Tal como outros grupos folclóricos, “a pandemia confinou-nos” lamenta José Machado que reconhece que é uma actividade de risco: “somos expelidores de goticulas, além da proximidade física nas danças e nas coreografias”.

“Tivemos que parar, mas os grupos estão a recompor-se para este mundo virtual e das redes sociais” aponta o fundador da Associação Cultural e Festiva ‘Os Sinos da Sé’ que exemplifica com a actuação de coros e orquestras através da plataforma ‘zoom’.

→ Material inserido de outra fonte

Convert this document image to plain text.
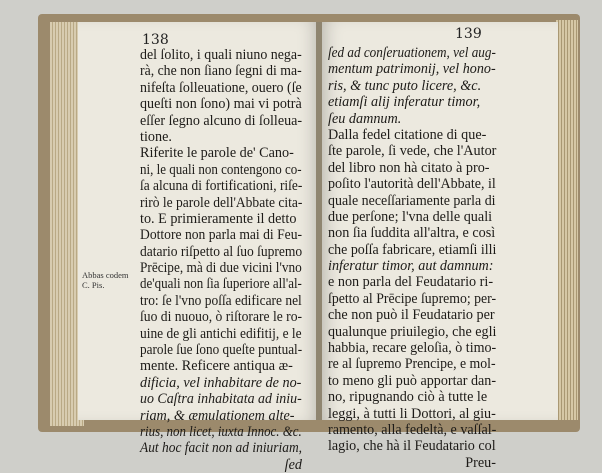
138	139
Abbas codem
C. Pis.
del ſolito, i quali niuno nega-
rà, che non ſiano ſegni di ma-
nifeſta ſolleuatione, ouero (ſe
queſti non ſono) mai vi potrà
eſſer ſegno alcuno di ſolleua-
tione.
Riferite le parole de' Cano-
ni, le quali non contengono co-
ſa alcuna di fortificationi, riſe-
rirò le parole dell'Abbate cita-
to. E primieramente il detto
Dottore non parla mai di Feu-
datario riſpetto al ſuo ſupremo
Prēcipe, mà di due vicini l'vno
de'quali non ſia ſuperiore all'al-
tro: ſe l'vno poſſa edificare nel
ſuo di nuouo, ò riſtorare le ro-
uine de gli antichi edifitij, e le
parole ſue ſono queſte puntual-
mente. Reficere antiqua æ-
dificia, vel inhabitare de no-
uo Caſtra inhabitata ad iniu-
riam, & æmulationem alte-
rius, non licet, iuxta Innoc. &c.
Aut hoc facit non ad iniuriam,
ſed
ſed ad conſeruationem, vel aug-
mentum patrimonij, vel hono-
ris, & tunc puto licere, &c.
etiamſi alij inferatur timor,
ſeu damnum.
Dalla fedel citatione di que-
ſte parole, ſi vede, che l'Autor
del libro non hà citato à pro-
poſito l'autorità dell'Abbate, il
quale neceſſariamente parla di
due perſone; l'vna delle quali
non ſia ſuddita all'altra, e così
che poſſa fabricare, etiamſi illi
inferatur timor, aut damnum:
e non parla del Feudatario ri-
ſpetto al Prēcipe ſupremo; per-
che non può il Feudatario per
qualunque priuilegio, che egli
habbia, recare geloſia, ò timo-
re al ſupremo Prencipe, e mol-
to meno gli può apportar dan-
no, ripugnando ciò à tutte le
leggi, à tutti li Dottori, al giu-
ramento, alla fedeltà, e vaſſal-
lagio, che hà il Feudatario col
Preu-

‘Os Sinos da Sé’ não estão parados e com a inauguração do requalificado mercado de Braga, a associação propôs ao município um projecto cultural para aquele espaço.

“Há recantos onde pode estar arte e/ou um objecto da cultura tradicional” explica José Machado, dando conta que, neste momento, existe um presépio construído com troncos que remete, também, para a fogueira de Natal que, este ano, se tem que fazer de outra maneira.

Com 40 anos de actividade, a Associação Cultural e Festiva ‘Os Sinos da Sé’ conta já com vários trabalhos lançados e intervenções em espaços variados.

“Desenvolvemos projectos de transversalidade cultural” orgulha-se o fundador e dirigente da colectividade, realçando que a música folclórica pode, e tem sido, usada pelo grupo para veicular mensagens relacionadas com outras épocas ou eventos. “Experiências que nos satisfazem muito” reconhece José Machado, que se assume orgulhoso na história e no legado da associação.

“Participamos de maneira criativa nas festas e eventos da cidade” sublinha o dirigente que destaca as diferentes gerações que já passaram pelo grupo e o “fermento deixado” para gente nova.

Mesmo confinada, a Associação Cultural e Festiva ‘Os Sinos da Sé’ continua a trabalhar e anuncia para Março um reforço do repertório da Procissão da Burrinha, um dos eventos em que a colectividade tem estado envolvida. Com cerca de meia centena de elementos a participar nos ensaios e envolvidos nos momentos mais importantes da vida social e cultural da cidade, o grupo espera reocupar um espaço na antiga Escola Francisco Sanches que está em obras, onde esteve sediado e onde espera regressar para trabalhar.